[regression] Bug 216856 - [ptdma] NULL pointer dereference in pt_cmd_callback during server shutdown
From: Thorsten Leemhuis
Date: Fri Dec 30 2022 - 03:27:15 EST
Hi, this is your Linux kernel regression tracker speaking.
I noticed a bug report in bugzilla.kernel.org that looks a lot like a
regression to my untrained eyes (it's not entirely clear). As many
(most?) kernel developer don't keep an eye on it, I decided to forward
it by mail. Quoting from
https://bugzilla.kernel.org/show_bug.cgi?id=216856 :
> Eric Pilmore 2022-12-27 22:23:50 UTC
>
> Observed kernel panic during host shutdown on a AMD (Milan CPU) based
> server. The issue ended up being a NULL pointer dereference in
> pt_cmd_callback() when
> called from pt_issue_pending(). If you follow the flow in
> pt_issue_pending() you will note that if pt_next_dma_desc() returns
> NULL, then engine_is_idle will remain as TRUE, including if
> pt_next_dma_desc() is still returning NULL in the 2nd call just prior to
> doing the call to pt_cmd_callback().
>
> The stack flow leading up to the panic was:
> dma_sync_wait() -> dma_async_issue_pending() -> pt_issue_pending() ->
> pt_cmd_callback()
>
> Temporarily I worked around the issue by simply changing the IF
> condition for the call to pt_cmd_callback() to also check for a non-NULL
> desc, i.e.
>
> if (engine_is_idle && desc)
> pt_cmd_callback(desc, 0);
>
> This resolved the issue for me, however I don't know enough about the
> driver or the context here to know if this is really the desirable fix,
> and so I'm submitting this bug rather than attempting to patch myself. I
> wasn't sure if the secondary pt_next_dma_desc() call was mistakenly
> leftover from the change that introduced the engine_is_idle variable or
> not. Note that vchan_issue_pending() will return a boolean as to whether
> there are any descriptors on the Issue list, i.e. active descriptors.

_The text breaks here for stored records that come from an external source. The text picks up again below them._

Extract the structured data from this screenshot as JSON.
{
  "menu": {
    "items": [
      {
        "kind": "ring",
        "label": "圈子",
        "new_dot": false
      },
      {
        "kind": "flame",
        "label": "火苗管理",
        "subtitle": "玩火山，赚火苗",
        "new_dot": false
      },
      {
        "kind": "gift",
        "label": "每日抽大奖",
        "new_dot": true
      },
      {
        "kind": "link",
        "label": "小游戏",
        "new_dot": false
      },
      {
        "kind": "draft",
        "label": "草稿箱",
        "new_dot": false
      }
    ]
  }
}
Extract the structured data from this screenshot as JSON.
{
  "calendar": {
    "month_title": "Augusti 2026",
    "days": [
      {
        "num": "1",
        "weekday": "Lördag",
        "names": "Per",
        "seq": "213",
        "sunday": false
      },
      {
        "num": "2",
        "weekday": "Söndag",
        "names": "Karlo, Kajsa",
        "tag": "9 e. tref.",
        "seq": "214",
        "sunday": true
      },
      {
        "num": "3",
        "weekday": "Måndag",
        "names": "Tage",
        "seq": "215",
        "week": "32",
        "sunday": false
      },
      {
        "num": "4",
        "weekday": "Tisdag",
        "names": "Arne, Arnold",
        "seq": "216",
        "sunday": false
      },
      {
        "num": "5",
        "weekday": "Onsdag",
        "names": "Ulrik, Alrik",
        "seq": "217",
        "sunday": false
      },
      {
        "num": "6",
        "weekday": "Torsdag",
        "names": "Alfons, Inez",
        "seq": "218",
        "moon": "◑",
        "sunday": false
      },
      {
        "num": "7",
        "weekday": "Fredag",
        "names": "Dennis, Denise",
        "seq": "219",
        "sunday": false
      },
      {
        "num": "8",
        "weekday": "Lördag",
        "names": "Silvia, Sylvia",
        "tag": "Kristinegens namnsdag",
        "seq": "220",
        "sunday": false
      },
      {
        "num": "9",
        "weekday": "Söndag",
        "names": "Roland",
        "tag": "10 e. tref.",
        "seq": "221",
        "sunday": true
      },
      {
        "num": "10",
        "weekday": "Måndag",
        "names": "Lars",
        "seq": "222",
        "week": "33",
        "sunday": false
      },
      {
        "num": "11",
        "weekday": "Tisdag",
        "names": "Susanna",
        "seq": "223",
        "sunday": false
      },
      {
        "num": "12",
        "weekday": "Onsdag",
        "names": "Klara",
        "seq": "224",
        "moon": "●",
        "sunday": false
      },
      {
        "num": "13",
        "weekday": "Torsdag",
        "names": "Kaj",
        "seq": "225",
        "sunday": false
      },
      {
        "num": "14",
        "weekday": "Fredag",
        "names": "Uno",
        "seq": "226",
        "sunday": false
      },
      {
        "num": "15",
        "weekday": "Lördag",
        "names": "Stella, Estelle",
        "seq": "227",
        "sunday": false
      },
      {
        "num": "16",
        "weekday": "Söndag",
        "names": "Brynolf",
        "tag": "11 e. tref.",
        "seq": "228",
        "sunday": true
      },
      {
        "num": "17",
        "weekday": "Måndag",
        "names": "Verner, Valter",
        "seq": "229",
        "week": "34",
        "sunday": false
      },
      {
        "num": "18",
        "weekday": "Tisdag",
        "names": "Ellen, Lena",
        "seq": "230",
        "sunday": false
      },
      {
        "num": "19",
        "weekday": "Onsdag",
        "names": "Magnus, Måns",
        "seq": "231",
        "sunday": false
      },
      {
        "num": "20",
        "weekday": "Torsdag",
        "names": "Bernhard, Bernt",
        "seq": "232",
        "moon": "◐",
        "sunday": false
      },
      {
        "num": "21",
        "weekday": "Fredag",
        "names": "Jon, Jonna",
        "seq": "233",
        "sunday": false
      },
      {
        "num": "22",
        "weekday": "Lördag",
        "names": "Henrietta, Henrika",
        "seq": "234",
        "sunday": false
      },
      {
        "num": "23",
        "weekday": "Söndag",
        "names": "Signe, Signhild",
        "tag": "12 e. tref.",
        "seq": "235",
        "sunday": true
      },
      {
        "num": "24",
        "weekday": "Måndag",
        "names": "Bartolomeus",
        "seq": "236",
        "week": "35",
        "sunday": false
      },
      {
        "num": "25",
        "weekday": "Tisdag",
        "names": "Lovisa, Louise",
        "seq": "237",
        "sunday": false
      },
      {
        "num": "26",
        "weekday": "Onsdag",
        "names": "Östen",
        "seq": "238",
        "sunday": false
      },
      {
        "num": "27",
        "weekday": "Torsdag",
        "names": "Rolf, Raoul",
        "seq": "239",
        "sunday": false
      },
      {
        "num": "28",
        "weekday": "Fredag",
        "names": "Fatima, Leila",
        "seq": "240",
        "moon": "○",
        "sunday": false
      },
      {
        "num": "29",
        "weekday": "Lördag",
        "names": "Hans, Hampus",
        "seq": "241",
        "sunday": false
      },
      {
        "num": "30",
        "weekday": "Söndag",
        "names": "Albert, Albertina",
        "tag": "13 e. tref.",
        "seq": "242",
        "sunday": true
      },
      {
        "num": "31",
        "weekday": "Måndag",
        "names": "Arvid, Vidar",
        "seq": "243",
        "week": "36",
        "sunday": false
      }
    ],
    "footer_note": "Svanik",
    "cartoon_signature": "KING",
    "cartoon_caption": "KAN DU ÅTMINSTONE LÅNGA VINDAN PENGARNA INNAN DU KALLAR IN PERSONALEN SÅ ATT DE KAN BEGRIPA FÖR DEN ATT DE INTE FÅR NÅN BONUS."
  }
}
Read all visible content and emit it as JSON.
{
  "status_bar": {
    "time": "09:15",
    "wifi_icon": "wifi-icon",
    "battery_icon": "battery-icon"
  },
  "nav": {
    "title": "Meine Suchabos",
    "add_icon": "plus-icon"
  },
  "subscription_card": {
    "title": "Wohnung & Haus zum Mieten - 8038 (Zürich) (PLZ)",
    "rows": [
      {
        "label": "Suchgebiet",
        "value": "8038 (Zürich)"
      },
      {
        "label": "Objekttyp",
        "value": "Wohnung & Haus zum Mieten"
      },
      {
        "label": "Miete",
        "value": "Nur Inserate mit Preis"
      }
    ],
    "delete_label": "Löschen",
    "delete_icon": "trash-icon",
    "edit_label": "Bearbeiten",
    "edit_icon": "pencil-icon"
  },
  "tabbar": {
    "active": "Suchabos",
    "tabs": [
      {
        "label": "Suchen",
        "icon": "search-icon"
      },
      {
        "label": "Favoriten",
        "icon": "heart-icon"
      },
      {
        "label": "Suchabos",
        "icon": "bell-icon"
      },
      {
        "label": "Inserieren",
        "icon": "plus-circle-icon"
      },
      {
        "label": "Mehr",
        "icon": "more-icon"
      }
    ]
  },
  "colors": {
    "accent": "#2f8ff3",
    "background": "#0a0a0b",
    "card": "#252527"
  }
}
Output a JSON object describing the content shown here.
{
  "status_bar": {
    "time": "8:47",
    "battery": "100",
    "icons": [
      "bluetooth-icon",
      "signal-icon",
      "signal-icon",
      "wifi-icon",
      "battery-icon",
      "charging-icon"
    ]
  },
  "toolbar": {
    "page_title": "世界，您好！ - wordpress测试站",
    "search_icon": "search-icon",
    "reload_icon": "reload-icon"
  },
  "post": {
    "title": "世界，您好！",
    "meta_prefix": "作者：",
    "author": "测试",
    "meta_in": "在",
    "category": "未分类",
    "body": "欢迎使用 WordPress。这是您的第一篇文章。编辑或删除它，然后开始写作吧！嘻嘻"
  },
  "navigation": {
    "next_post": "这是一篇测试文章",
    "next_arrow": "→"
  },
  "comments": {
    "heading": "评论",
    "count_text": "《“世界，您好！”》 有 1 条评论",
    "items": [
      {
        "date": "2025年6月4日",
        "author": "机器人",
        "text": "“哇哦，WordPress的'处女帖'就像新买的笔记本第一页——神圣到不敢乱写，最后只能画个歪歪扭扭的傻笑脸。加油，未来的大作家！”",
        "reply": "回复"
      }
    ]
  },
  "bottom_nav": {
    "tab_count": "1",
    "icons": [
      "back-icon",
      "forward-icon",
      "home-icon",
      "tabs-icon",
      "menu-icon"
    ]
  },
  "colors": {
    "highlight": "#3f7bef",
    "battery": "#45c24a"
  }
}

> So, maybe that could be used to qualify the need to take some action?
> Also, if pt_cmd_callback() is really going to start processing on the
> next descriptor, I wonder if it should be called under the chan->vc.lock
> lock. I'm not sure of the safety of this, but if you are peeking at
> descriptors on the Issue list that you might want to ensure they're
> protected from being accessed/removed by some other thread.
See the ticket for more details.
BTW, let me use this mail to also add the report to the list of tracked
regressions to ensure it's doesn't fall through the cracks:
#regzbot introduced: v6.1..v6.2-rc1
https://bugzilla.kernel.org/show_bug.cgi?id=216856
#regzbot title: ptdma: kernel panic during host shutdown
#regzbot ignore-activity
Ciao, Thorsten (wearing his 'the Linux kernel's regression tracker' hat)
P.S.: As the Linux kernel's regression tracker I deal with a lot of
reports and sometimes miss something important when writing mails like
this. If that's the case here, don't hesitate to tell me in a public
reply, it's in everyone's interest to set the public record straight.